This 2009 article reported on the rise of farmer-led reforestion in the Sahel desert of West Africa.
REVITALIZATION readers familiar with the area are invited use the Comments section below to share their insights on the current state of Sahel and its farmers. We would be especially interested in knowing current the situation in Niger, as to the long-term effects of its enlightened 2004 policy change.
Dry conditions and a locust outbreak hit West Africa in 2005, and millions of people suffered from malnutrition. But an effort in Niger to boost tree vegetation-known as the “re-greening of the Sahel”-improved soil quality and provided nourishment for livestock, helping to avert an even larger food crisis.
“In the Sahel, over the past 30 years, food crises have been more localized and less frequent,” said Issa Martin Bikienga, deputy executive secretary of the Permanent Interstate Committee for Drought Control in the Sahel.

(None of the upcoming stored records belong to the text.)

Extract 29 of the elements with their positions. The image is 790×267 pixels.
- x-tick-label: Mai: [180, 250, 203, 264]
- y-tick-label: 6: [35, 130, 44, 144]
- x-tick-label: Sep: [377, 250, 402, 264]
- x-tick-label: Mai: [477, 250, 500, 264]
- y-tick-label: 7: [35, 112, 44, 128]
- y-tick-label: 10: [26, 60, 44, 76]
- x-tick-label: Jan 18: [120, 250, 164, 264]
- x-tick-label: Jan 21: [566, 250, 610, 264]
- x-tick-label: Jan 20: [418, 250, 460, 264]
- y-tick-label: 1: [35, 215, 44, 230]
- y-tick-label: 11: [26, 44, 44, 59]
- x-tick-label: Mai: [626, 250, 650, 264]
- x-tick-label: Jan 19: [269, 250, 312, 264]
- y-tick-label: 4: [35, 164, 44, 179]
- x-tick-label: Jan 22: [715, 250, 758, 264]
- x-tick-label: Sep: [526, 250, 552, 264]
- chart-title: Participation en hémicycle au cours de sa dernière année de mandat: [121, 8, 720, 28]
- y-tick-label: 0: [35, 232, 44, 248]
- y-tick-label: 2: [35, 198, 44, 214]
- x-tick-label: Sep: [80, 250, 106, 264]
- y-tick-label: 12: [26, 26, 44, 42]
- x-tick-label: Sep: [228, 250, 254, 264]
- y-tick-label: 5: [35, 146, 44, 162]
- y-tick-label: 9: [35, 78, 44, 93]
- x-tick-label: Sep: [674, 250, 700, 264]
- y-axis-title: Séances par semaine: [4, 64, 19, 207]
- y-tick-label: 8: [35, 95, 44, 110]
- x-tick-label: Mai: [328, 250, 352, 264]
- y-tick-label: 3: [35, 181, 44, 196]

In Niger, many small farmers turned to timber harvesting during the major droughts as a way to raise money for their families. As a result, trees covered only 1.5 percent of the country in 1975.
Since then, a combination of tree plantations and an agroforestry technique known as “farmer-managed natural regeneration” have allowed tree cover to increase to more than 4 percent as of 2005 – some 4.8 million hectares in total, according to recent satellite studies conducted by the U.S. Geological Survey (USGS).

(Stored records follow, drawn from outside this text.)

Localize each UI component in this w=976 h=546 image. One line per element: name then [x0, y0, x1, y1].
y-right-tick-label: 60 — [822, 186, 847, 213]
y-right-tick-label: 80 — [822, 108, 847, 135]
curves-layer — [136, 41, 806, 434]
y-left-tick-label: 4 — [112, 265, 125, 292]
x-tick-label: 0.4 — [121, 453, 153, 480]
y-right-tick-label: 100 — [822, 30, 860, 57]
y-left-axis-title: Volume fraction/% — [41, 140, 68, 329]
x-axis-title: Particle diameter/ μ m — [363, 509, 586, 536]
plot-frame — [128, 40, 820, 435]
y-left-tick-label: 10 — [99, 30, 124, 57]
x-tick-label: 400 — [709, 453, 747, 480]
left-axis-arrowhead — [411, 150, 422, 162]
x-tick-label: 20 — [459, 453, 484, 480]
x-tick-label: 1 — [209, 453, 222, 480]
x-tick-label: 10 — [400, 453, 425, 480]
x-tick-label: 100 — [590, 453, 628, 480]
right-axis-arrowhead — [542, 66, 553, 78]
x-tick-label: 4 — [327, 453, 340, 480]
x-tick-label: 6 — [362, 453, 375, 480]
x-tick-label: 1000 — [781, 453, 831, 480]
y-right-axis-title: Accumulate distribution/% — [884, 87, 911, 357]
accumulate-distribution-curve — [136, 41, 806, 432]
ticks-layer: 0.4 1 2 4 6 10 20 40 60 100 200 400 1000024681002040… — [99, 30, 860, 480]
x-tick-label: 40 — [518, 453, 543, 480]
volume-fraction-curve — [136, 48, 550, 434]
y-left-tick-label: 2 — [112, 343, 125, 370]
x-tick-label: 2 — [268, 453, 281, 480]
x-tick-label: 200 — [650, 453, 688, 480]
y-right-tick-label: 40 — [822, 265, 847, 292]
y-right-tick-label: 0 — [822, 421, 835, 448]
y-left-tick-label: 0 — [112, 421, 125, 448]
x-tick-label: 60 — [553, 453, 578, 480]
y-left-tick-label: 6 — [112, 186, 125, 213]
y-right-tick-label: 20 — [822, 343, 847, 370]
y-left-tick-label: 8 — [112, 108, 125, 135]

“The trees we see now are young, 10-15 years old,” said Gray Tappan, a USGS geographer. “Month by month, year by year, the trees are growing. The amount of wood is growing on a trajectory that, in 20-30 years, there will be 5-10 times more woody biomass in the system than there is today.”
Natural regeneration techniques have been more widely adopted in Niger, due largely to a 2004 law that allows farmers to manage trees on their land, according to local researchers.
“The driver for the situation was a policy change. It made a tree property that belongs to landowners,” said Mahamane Larwanou, senior program officer with the African Forest Forum. “They consider trees like their cow or sheep-a valuable animal that needs protection.”